FACE-Africa partners discussing the implementation of the project in Banjul, The Gambia. Photo: Georges Djohy, CCAFS West Africa
CCAFS is leading the project component that focusses on adaptation options tested in five Climate-Smart Villages (CSVs) in West Africa, which might be relevant to the Gambian context. CCAFS is also leading a content and thematic analysis of the views of local actors in The Gambia on the drivers of change as well as future challenges for the food system in the country. Through modeling and developing various scenarios that link climate change, food systems and health, CCAFS West Africa will contribute along with the CCAFS Scenario Team to the downscaling of various regional models (e.g. GLOBIOM ECOWAS and FABLE). Such contribution will allow Face-Africa to explore alternative food systems and existing opportunities based on climate-smart nutrition and health policies.
CCAFS West Africa at the Planetary Health Conference 2020
The launch of the FACE-Africa project was coupled with the Planetary Health Conference 2020 which focused on "Climate change and planetary health in West Africa: reviewing evidence, identifying gaps, finding solutions". The conference showcased and stimulated existing and new planetary health research conducted in West Africa. The conference brought together global, regional and national scientific leaders in the climate change field, as well as policymakers.

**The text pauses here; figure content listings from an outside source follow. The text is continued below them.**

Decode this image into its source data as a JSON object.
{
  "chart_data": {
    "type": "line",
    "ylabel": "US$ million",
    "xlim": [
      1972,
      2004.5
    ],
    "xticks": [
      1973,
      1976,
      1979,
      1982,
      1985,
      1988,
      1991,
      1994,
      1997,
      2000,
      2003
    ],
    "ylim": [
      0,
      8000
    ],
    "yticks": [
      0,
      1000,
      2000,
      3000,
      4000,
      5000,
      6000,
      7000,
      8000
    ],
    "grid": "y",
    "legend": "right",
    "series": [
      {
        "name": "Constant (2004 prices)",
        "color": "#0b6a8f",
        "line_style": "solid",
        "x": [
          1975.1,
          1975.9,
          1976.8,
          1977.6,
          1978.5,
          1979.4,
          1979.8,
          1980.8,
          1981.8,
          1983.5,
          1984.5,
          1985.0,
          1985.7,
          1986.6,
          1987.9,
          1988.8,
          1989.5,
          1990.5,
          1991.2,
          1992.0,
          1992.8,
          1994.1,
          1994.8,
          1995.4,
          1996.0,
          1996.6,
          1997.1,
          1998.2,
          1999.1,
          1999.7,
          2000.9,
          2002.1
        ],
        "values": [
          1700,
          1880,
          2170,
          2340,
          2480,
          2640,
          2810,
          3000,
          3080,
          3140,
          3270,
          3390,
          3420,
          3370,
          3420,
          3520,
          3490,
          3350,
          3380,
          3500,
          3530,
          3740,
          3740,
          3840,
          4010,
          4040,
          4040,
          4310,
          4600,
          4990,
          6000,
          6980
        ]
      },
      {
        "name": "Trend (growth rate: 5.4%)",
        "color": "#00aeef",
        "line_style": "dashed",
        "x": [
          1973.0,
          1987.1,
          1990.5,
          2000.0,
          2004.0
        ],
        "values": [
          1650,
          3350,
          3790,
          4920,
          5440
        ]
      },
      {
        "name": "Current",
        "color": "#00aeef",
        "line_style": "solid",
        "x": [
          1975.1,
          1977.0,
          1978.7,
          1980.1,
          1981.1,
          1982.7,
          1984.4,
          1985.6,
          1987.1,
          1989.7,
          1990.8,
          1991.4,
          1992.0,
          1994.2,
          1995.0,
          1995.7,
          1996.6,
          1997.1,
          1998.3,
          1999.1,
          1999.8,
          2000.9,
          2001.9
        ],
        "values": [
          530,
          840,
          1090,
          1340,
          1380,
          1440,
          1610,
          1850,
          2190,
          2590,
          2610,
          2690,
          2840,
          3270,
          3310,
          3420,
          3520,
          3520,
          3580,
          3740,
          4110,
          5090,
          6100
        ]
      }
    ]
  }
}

CCAFS contributed through a keynote highlighting the current and future climate uncertainties and hazards in the West African context and the related agricultural, food and nutrition issues, before uncovering the climate change-inequity-nutrition nexus.
The key message is that West African countries, like other low- and middle-income countries in the world, are experiencing a “nutrition transition” in the face of climate change. Therefore, decision-making must target gender, youth and various vulnerable groups in society, on the assumption that exclusion will further promote inequity and that better allocation of resources requires a better understanding of the drivers of inequity through research.
This interaction at the interface of agriculture, nutrition and health, aroused great interest from the various health actors present at the conference and placed CCAFS at the center of climate change, food systems and health research. The CCAFS team, Dr. Georges Djohy and Dr. Robert Zougmore, at this event, took the opportunity to establish new contacts through which other health-oriented research projects may be initiated in the future.